Quelles sont les différences de prise en compte du genre par les syndicats entre les deux pays ?

En Grande-Bretagne, dès les années 1970, les féministes questionnent le « déficit démocratique » interne et militent pour une féminisation volontariste des instances dirigeantes de leurs syndicats. À la même époque, en France, les militantes de la CFDT font entrer des revendications féministes et égalitaristes dans les organisations. À partir de 1982, la CFDT adopte une politique volontariste de mixité des structures au niveau national via des quotas. D’autres centrales syndicales françaises, notamment Force ouvrière, sont marquées par de fortes réticences à l’égard de toutes modalités coercitives sur la désignation de leurs représentants. La CGT, pour sa part, n’adopte que tardivement l’idée de quotas, mais elle impose directement la parité au niveau de son instance exécutive en 1999. À l’instar du champ politique, les syndicats ont été influencés par l’évolution de la politique européenne en matière d’égalité hommes-femmes prônant des actions positives dans les entreprises et dans les lieux de pouvoir. Surtout, les politiques d’égalité sont mues par des considérations instrumentales de renouvellement du tissu militant, dans un contexte de déclin des effectifs syndicaux, notamment chez les ouvriers masculins, et d’un taux d’emploi des femmes en croissance continue dans les deux pays.

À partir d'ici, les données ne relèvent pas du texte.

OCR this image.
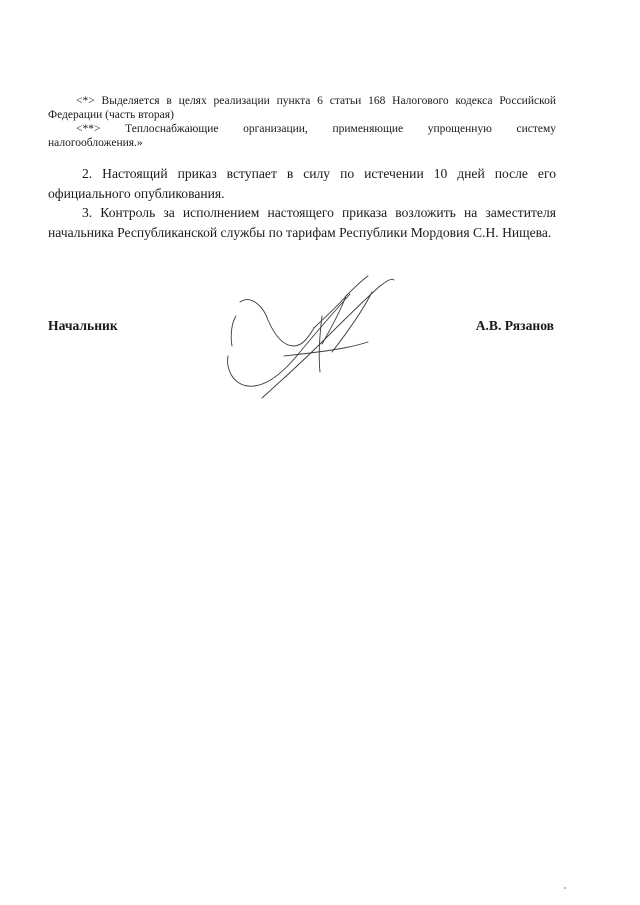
<*> Выделяется в целях реализации пункта 6 статьи 168 Налогового кодекса Российской

Федерации (часть вторая)

<**> Теплоснабжающие организации, применяющие упрощенную систему

налогообложения.»

2. Настоящий приказ вступает в силу по истечении 10 дней после его официального опубликования.

3. Контроль за исполнением настоящего приказа возложить на заместителя начальника Республиканской службы по тарифам Республики Мордовия С.Н. Нищева.

Начальник	А.В. Рязанов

Quelles sont les limites de ces politiques d’égalité en France ?

En tant qu’institutions à la fois démocratiques et le plus souvent fédéralistes, les syndicats accordent une grande autonomie à leurs différentes structures. À l’exception des mesures les plus radicales qui imposent des quotas ou des sièges réservés dans les instances dirigeantes, l’efficacité des autres mesures d’égalité au niveau des structures intermédiaires dépend de la conviction de dirigeants locaux. Par ailleurs, comme dans les entreprises, la féminisation de l’encadrement achoppe sur le caractère encore très discriminant des mécanismes informels de recrutement, et notamment le rôle des mentors, ainsi que la permanence d’une définition vocationnelle des normes de la « carrière » syndicale, avec de longues heures de travail et une forte mobilité géographique. La loi Rebsamen de 2015 qui impose aux syndicats de constituer des listes respectant une mixité proportionnelle pour les élections professionnelles dans les entreprises constitue de ce point de vue une contrainte nouvelle pour les équipes syndicales et devrait encourager les candidatures féminines.

Les femmes qui occupent des fonctions dirigeantes dans les syndicats mettent-elles plus en avant des revendications qui font avancer la cause des femmes au travail ?

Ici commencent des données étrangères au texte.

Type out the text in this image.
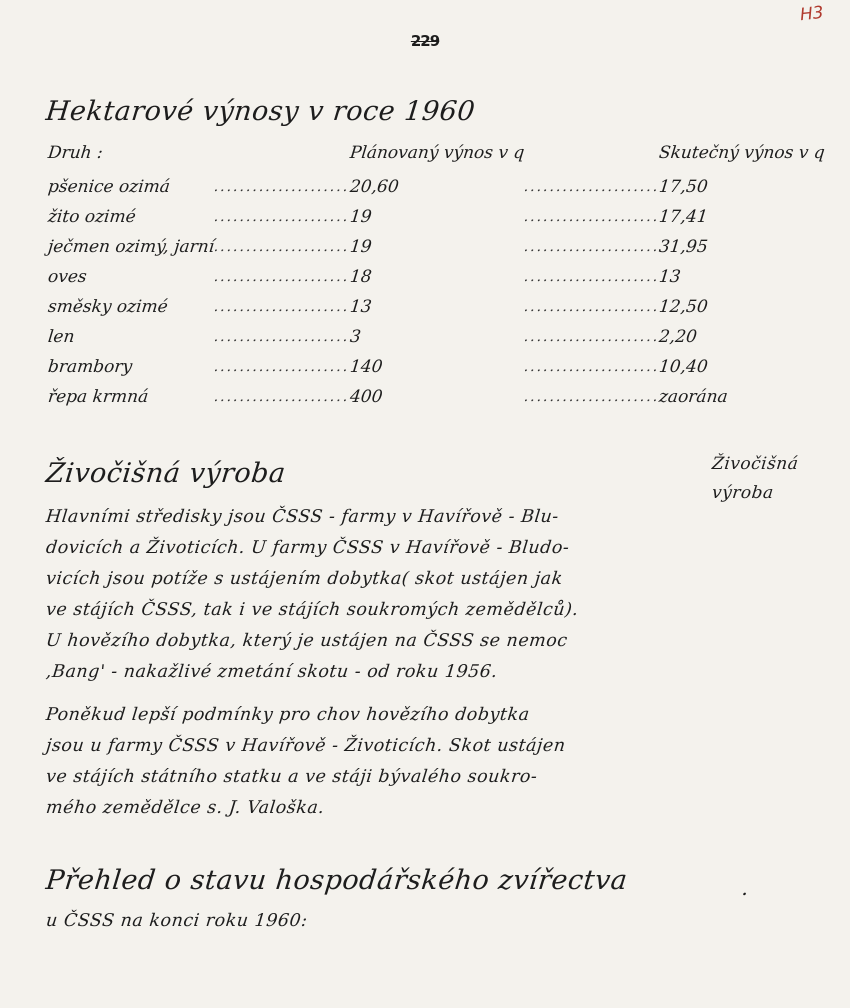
H3
229
Hektarové výnosy v roce 1960
Druh :		Plánovaný výnos v q		Skutečný výnos v q
pšenice ozimá	.....................	20,60	.....................	17,50
žito ozimé	.....................	19	.....................	17,41
ječmen ozimý, jarní	.....................	19	.....................	31,95
oves	.....................	18	.....................	13
směsky ozimé	.....................	13	.....................	12,50
len	.....................	3	.....................	2,20
brambory	.....................	140	.....................	10,40
řepa krmná	.....................	400	.....................	zaorána
Živočišná výroba	Živočišná
výroba
Hlavními středisky jsou ČSSS - farmy v Havířově - Blu-
dovicích a Životicích. U farmy ČSSS v Havířově - Bludo-
vicích jsou potíže s ustájením dobytka( skot ustájen jak
ve stájích ČSSS, tak i ve stájích soukromých zemědělců).
U hovězího dobytka, který je ustájen na ČSSS se nemoc
,Bang' - nakažlivé zmetání skotu - od roku 1956.
Poněkud lepší podmínky pro chov hovězího dobytka
jsou u farmy ČSSS v Havířově - Životicích. Skot ustájen
ve stájích státního statku a ve stáji bývalého soukro-
mého zemědělce s. J. Valoška.
Přehled o stavu hospodářského zvířectva	.
u ČSSS na konci roku 1960:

Si, dans la plupart des syndicats, les femmes responsables syndicales s’engagent dans des stratégies collectives de promotion des – autres – femmes, parfois sensibles aux rapports de classe, elles cautionnent aussi, par leur propre trajectoire, un modèle égalitaire qui suppose de grandes capacités d’empowerment individuel. Cette vision libérale de l’égalité, qui vise à mieux équiper les individus pour qu’ils soient capables de faire face aux attentes de carrière, ne s’attaque pas aux processus organisationnels et culturels qui reproduisent les inégalités de genre, de classe et de race. De ce point de vue, la réussite de ces femmes exceptionnelles contribue à faire bouger les hiérarchies de genre dans l’espace syndical, comme en témoigne l’avancée – sélective – de la féminisation, mais aussi à invisibiliser d’autres formes de discriminations, notamment celles liées à la classe. Ce constat souligne, en creux, la nécessité de maintenir des mesures radicales en faveur de l’égalité qui permettent une réelle avancée des femmes au sommet des organisations, par le biais de quotas dans les instances dirigeantes et élues, mais aussi la construction de formes d’organisation séparées comme des groupes ou commissions non mixtes aux différents niveaux des structures. L’exemple des syndicats britanniques est de ce point de vue très stimulant.

Pourquoi les secteurs les plus féminisés et les plus précarisés sont aussi ceux à faible taux de syndicalisation ?

Les femmes peu qualifiées et précaires ont des difficultés à se syndiquer et plus encore à s’engager dans une carrière syndicale. Leurs formes d’emploi leur offrent rarement la stabilité de l’emploi, l’accès à un temps plein ou à des droits syndicaux, pourtant nécessaires à l’adhésion syndicale. Leur sous-représentation dans la hiérarchie syndicale s’explique aussi par le fait que l’accès aux responsabilités requiert d’avoir ou d’acquérir des compétences techniques et managériales, et ce alors même que l’offre de formation syndicale s’est affaiblie.

Que peuvent faire les syndicats pour mieux défendre les femmes ?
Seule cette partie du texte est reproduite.